Casey’s General Stores has submitted an initial bid for Kroger’s convenience store business, according to news reports.
The Ankeny, Iowa-based convenience store operator has been under pressure from activist investor JCP Investment Management to explore strategic alternatives, including a potential sale. Purchasing Kroger’s C-store business could quell the pressure to sell.
As part of its Restock Kroger initiative, The Kroger Co. announced in October that it was exploring strategic alternatives for its convenience-store business, operating 784 stores across 18 states, including 68 franchise locations. Stores operate under the Turkey Hill Minit Markets, Loaf ‘N Jug, KwikShop, Tom Thumb and QuickStop banners. The division generates annual revenue of $4 billion, including $1.4 billion in inside-store sales. At the time, company officials stressed that neither its Turkey Hill Dairy division or supermarket fuel centers were part of the review.
“Our convenience stores are strong, successful and growing with the potential to grow even more,” said J. Michael Schlotman executive vice president and CFO of Cincinnati-based Kroger. “We want to look at all options to ensure this part of the business is meeting its full potential. Considering the current premium multiples for convenience stores, we feel it is our obligation as a management team to undertake this review,” he said in October.
“While Kroger’s C-store business generates roughly $4 billion in annual sales, it does not likely fit well with Kroger’s long-term strategy, which relates more to online commerce and higher margin goods,” said Jeffrey Thomison, senior vice president, equity research analyst at Hilliard Lyons in Louisville, Ky.

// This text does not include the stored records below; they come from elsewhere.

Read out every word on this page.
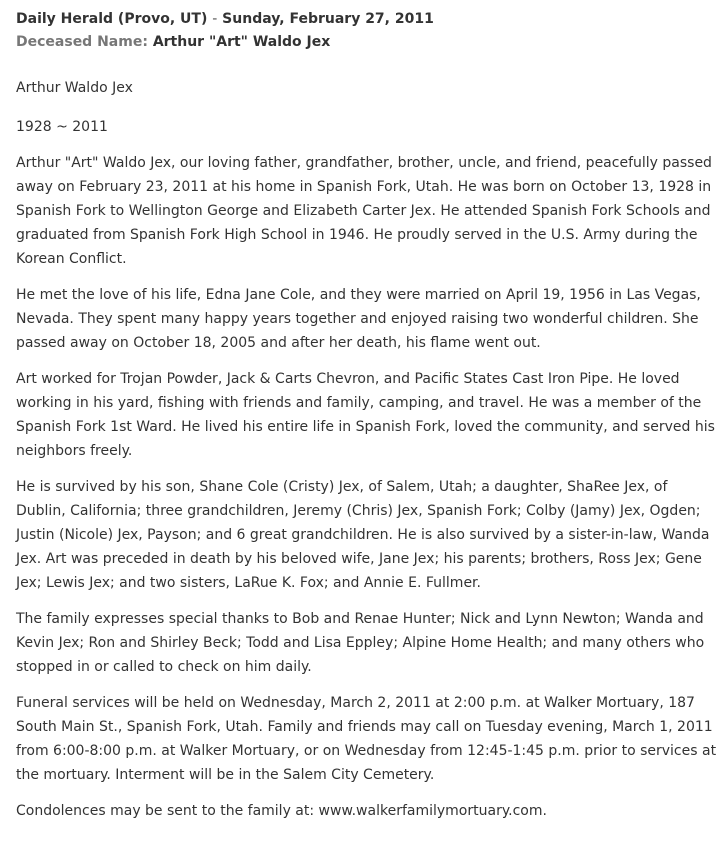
Daily Herald (Provo, UT) - Sunday, February 27, 2011

Deceased Name: Arthur "Art" Waldo Jex

Arthur Waldo Jex

1928 ~ 2011

Arthur "Art" Waldo Jex, our loving father, grandfather, brother, uncle, and friend, peacefully passed away on February 23, 2011 at his home in Spanish Fork, Utah. He was born on October 13, 1928 in Spanish Fork to Wellington George and Elizabeth Carter Jex. He attended Spanish Fork Schools and graduated from Spanish Fork High School in 1946. He proudly served in the U.S. Army during the Korean Conflict.

He met the love of his life, Edna Jane Cole, and they were married on April 19, 1956 in Las Vegas, Nevada. They spent many happy years together and enjoyed raising two wonderful children. She passed away on October 18, 2005 and after her death, his flame went out.

Art worked for Trojan Powder, Jack & Carts Chevron, and Pacific States Cast Iron Pipe. He loved working in his yard, fishing with friends and family, camping, and travel. He was a member of the Spanish Fork 1st Ward. He lived his entire life in Spanish Fork, loved the community, and served his neighbors freely.

He is survived by his son, Shane Cole (Cristy) Jex, of Salem, Utah; a daughter, ShaRee Jex, of Dublin, California; three grandchildren, Jeremy (Chris) Jex, Spanish Fork; Colby (Jamy) Jex, Ogden; Justin (Nicole) Jex, Payson; and 6 great grandchildren. He is also survived by a sister-in-law, Wanda Jex. Art was preceded in death by his beloved wife, Jane Jex; his parents; brothers, Ross Jex; Gene Jex; Lewis Jex; and two sisters, LaRue K. Fox; and Annie E. Fullmer.

The family expresses special thanks to Bob and Renae Hunter; Nick and Lynn Newton; Wanda and Kevin Jex; Ron and Shirley Beck; Todd and Lisa Eppley; Alpine Home Health; and many others who stopped in or called to check on him daily.

Funeral services will be held on Wednesday, March 2, 2011 at 2:00 p.m. at Walker Mortuary, 187 South Main St., Spanish Fork, Utah. Family and friends may call on Tuesday evening, March 1, 2011 from 6:00-8:00 p.m. at Walker Mortuary, or on Wednesday from 12:45-1:45 p.m. prior to services at the mortuary. Interment will be in the Salem City Cemetery.

Condolences may be sent to the family at: www.walkerfamilymortuary.com.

Founded in 1968 in Boone, Iowa, today Casey’s General Stores operates more than 2,000 convenience stores in 15 Midwestern states. Approximately 57% of its stores are in small towns with populations of under 5,000, while 17% of its stores are in communities with populations greater than 20,000. According to company management, Casey’s has a strong balance sheet and owns nearly all of its assets, which allows the company to consistently take advantage of growth opportunities.
Last year marked Casey’s 16th consecutive year of positive same-store sales growth. According to the company’s annual report, Casey’s plans to increase shareholder value by increasing its number of locations through a blend of new store construction and acquisitions. In fiscal 2017, it built 48 new stores and acquired another 22. Last March, Casey’s opened its first store in Ohio, Kroger’s home state. It now has three Buckeye State locations. If it does acquire Kroger’s c-store business, Casey’s will expand operations to several new states, including Pennsylvania and Texas.